Faire enregistrer pendant trois heures des Toulonnais expliquant comment leur grand-mère le servait.

Tout cela serait intéressant.

Mais il existe une méthode plus directe.

L’acheter.

Le servir.

Le faire goûter à quelqu’un qui ne connaît pas.

Expliquer le coq.

Raconter Rostand.

Et observer la personne essayer de comprendre pourquoi Toulon a décidé qu’une pièce de théâtre avec un volatile persuadé de faire lever le soleil devait finir sous forme de gâteau glacé au praliné-moka.

Le patrimoine culinaire a cet avantage sur beaucoup d’autres.

On peut participer à sa conservation en le mangeant.

Un symbole qui est encore là

En 2026, le Chanteclair n’appartient donc pas encore au passé.
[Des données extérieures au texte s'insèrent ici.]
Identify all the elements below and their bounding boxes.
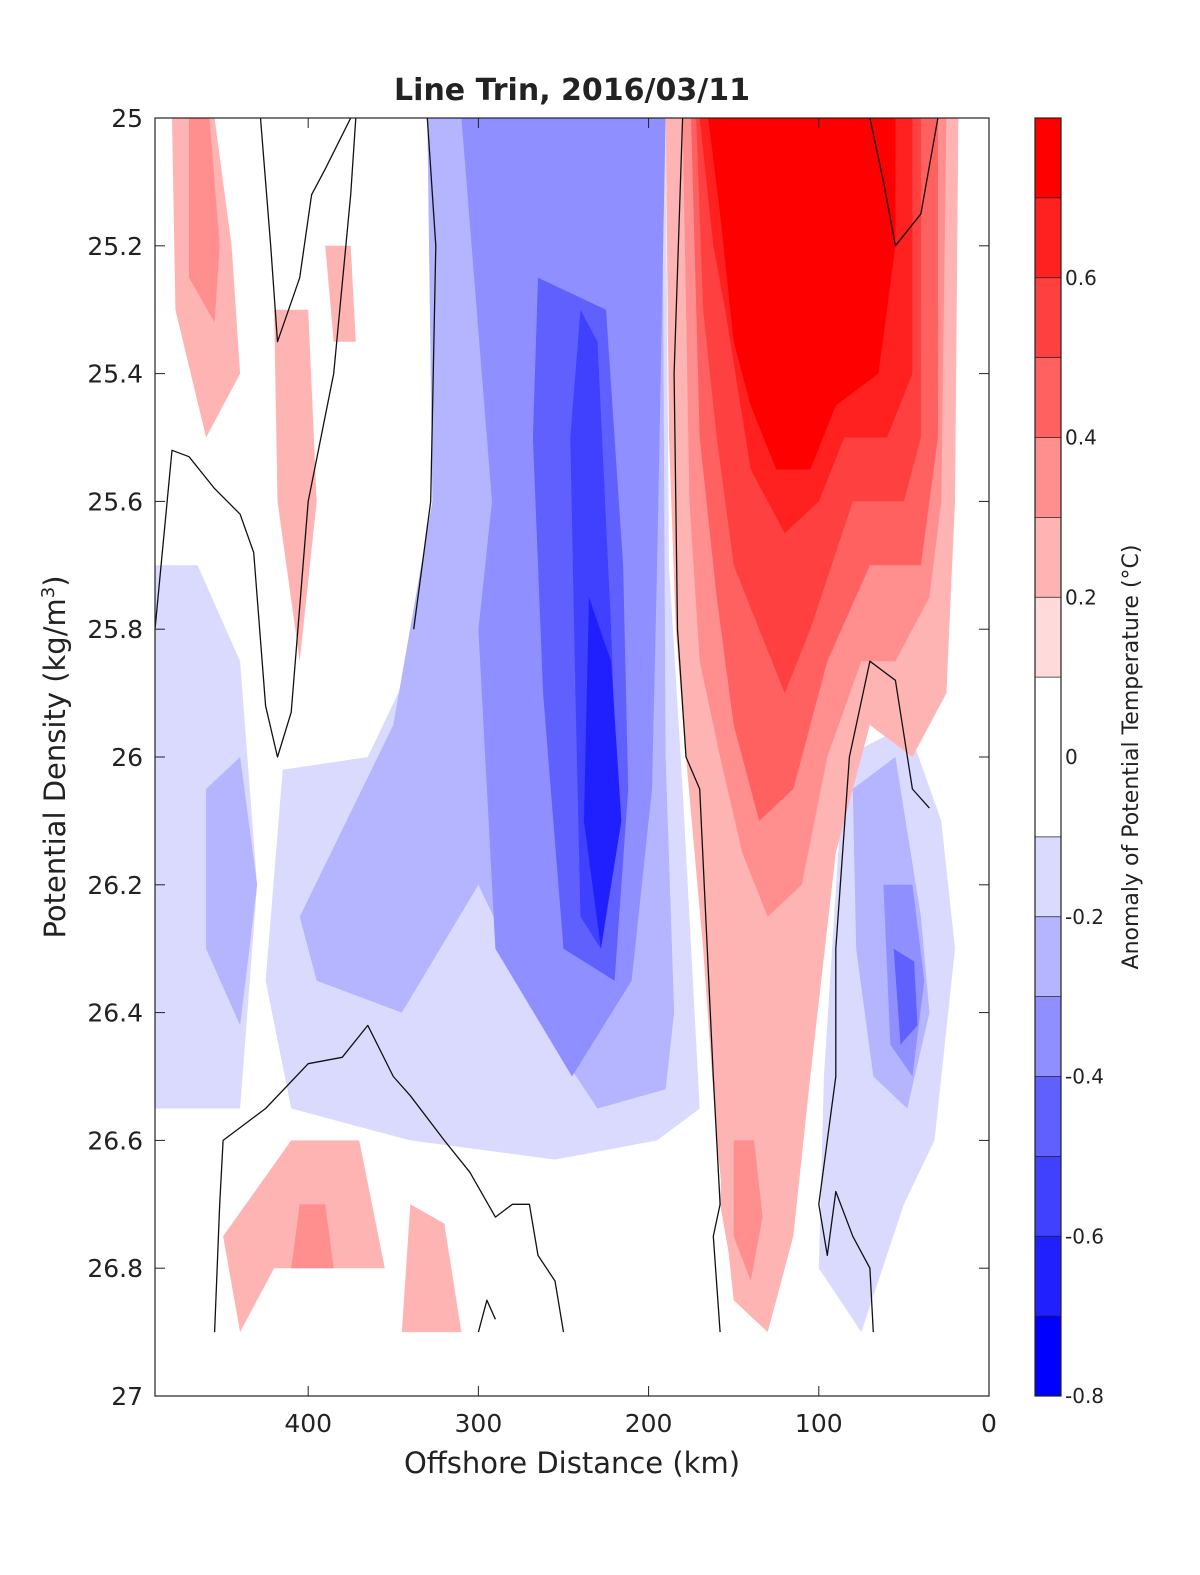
y-tick-label-2: 25.4 [87,360,143,389]
colorbar-label: Anomaly of Potential Temperature (°C) [1119,545,1144,970]
colorbar-tick-label-0: 0.6 [1065,266,1097,290]
contour-region-25 [291,1204,334,1269]
plot-area [155,118,959,1333]
colorbar-swatch-0 [1035,1316,1061,1396]
contour-region-17 [708,118,896,470]
x-tick-label-0: 400 [284,1409,332,1438]
contour-region-21 [189,118,220,323]
colorbar-frame [1034,117,1062,1397]
colorbar-swatch-13 [1035,197,1061,278]
y-tick-label-3: 25.6 [87,487,143,516]
colorbar-tick-label-3: 0 [1065,745,1078,769]
colorbar-swatch-14 [1035,118,1061,198]
y-axis-label-text: Potential Density (kg/m [38,598,72,938]
x-axis-label: Offshore Distance (km) [404,1446,740,1480]
contour-region-22 [325,245,356,342]
y-tick-label-1: 25.2 [87,232,143,261]
zero-contour-line-2 [413,118,437,630]
colorbar-swatch-3 [1035,1076,1061,1157]
colorbar-swatch-9 [1035,517,1061,598]
y-tick-label-6: 26.2 [87,871,143,900]
zero-contour-line-3 [213,1024,565,1333]
zero-contour-line-5 [673,118,721,1333]
y-tick-label-5: 26 [111,743,143,772]
colorbar-swatch-5 [1035,916,1061,997]
zero-contour-line-0 [155,118,357,758]
y-tick-label-4: 25.8 [87,615,143,644]
contour-region-19 [733,1140,763,1281]
colorbar-tick-label-5: -0.4 [1065,1065,1104,1089]
y-tick-label-8: 26.6 [87,1126,143,1155]
x-axis: 400 300 200 100 0 [284,118,997,1438]
colorbar-tick-label-6: -0.6 [1065,1224,1104,1248]
y-axis-label: Potential Density (kg/m3) [38,575,72,938]
y-tick-label-0: 25 [111,104,143,133]
zero-contour-line-7 [818,660,930,1333]
x-tick-label-3: 100 [795,1409,843,1438]
x-tick-label-2: 200 [625,1409,673,1438]
contour-region-7 [583,597,622,949]
colorbar-swatch-1 [1035,1236,1061,1317]
zero-contour-line-4 [477,1299,496,1333]
y-axis: 25 25.2 25.4 25.6 25.8 26 26.2 26.4 26.6 26.8 27 [87,104,989,1411]
contour-fills [155,118,959,1333]
colorbar-swatch-12 [1035,277,1061,358]
zero-contour-line-6 [869,118,939,247]
x-tick-label-4: 0 [981,1409,997,1438]
colorbar-tick-label-4: -0.2 [1065,905,1104,929]
colorbar-swatch-6 [1035,836,1061,917]
contour-region-11 [893,948,918,1045]
colorbar-tick-label-1: 0.4 [1065,426,1097,450]
colorbar: 0.6 0.4 0.2 0 -0.2 -0.4 -0.6 -0.8 [1034,117,1104,1408]
contour-region-26 [401,1204,462,1333]
y-axis-label-tail: ) [38,575,72,586]
y-tick-label-10: 27 [111,1382,143,1411]
colorbar-swatch-2 [1035,1156,1061,1237]
x-tick-label-1: 300 [455,1409,503,1438]
colorbar-swatch-10 [1035,437,1061,518]
chart-title: Line Trin, 2016/03/11 [394,73,750,108]
colorbar-tick-label-7: -0.8 [1065,1384,1104,1408]
colorbar-swatch-4 [1035,996,1061,1077]
colorbar-swatch-7 [1035,677,1061,837]
colorbar-swatch-11 [1035,357,1061,438]
colorbar-swatch-8 [1035,597,1061,678]
zero-contour-line-1 [259,118,352,343]
y-tick-label-9: 26.8 [87,1254,143,1283]
y-tick-label-7: 26.4 [87,999,143,1028]
zero-contour-lines [155,118,939,1333]
contour-region-1 [206,757,258,1026]
contour-region-23 [274,309,317,662]
y-axis-label-superscript: 3 [38,587,59,598]
colorbar-tick-label-2: 0.2 [1065,585,1097,609]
La pâtisserie historique du boulevard du Docteur-Cunéo continue de le fabriquer et figure toujours parmi les adresses référencées par l’Office de tourisme. D’autres pâtissiers travaillent désormais autour de son identité et tentent de lui donner de nouvelles formes.

C’est une chance.

Car après le chichi frégi, Toulon sait désormais qu’un symbole culinaire peut disparaître beaucoup plus vite qu’on ne l’imagine.

Le Chanteclair a presque un siècle.

Il possède un créateur.

Une ville.

Une histoire.

Une recette jalousement conservée.

Une référence à Edmond Rostand.

Et un coq en sucre glace suffisamment fier pour occuper tout le dessus du gâteau.

Il ne lui manque finalement qu’une chose.

Que les Toulonnais continuent à le manger.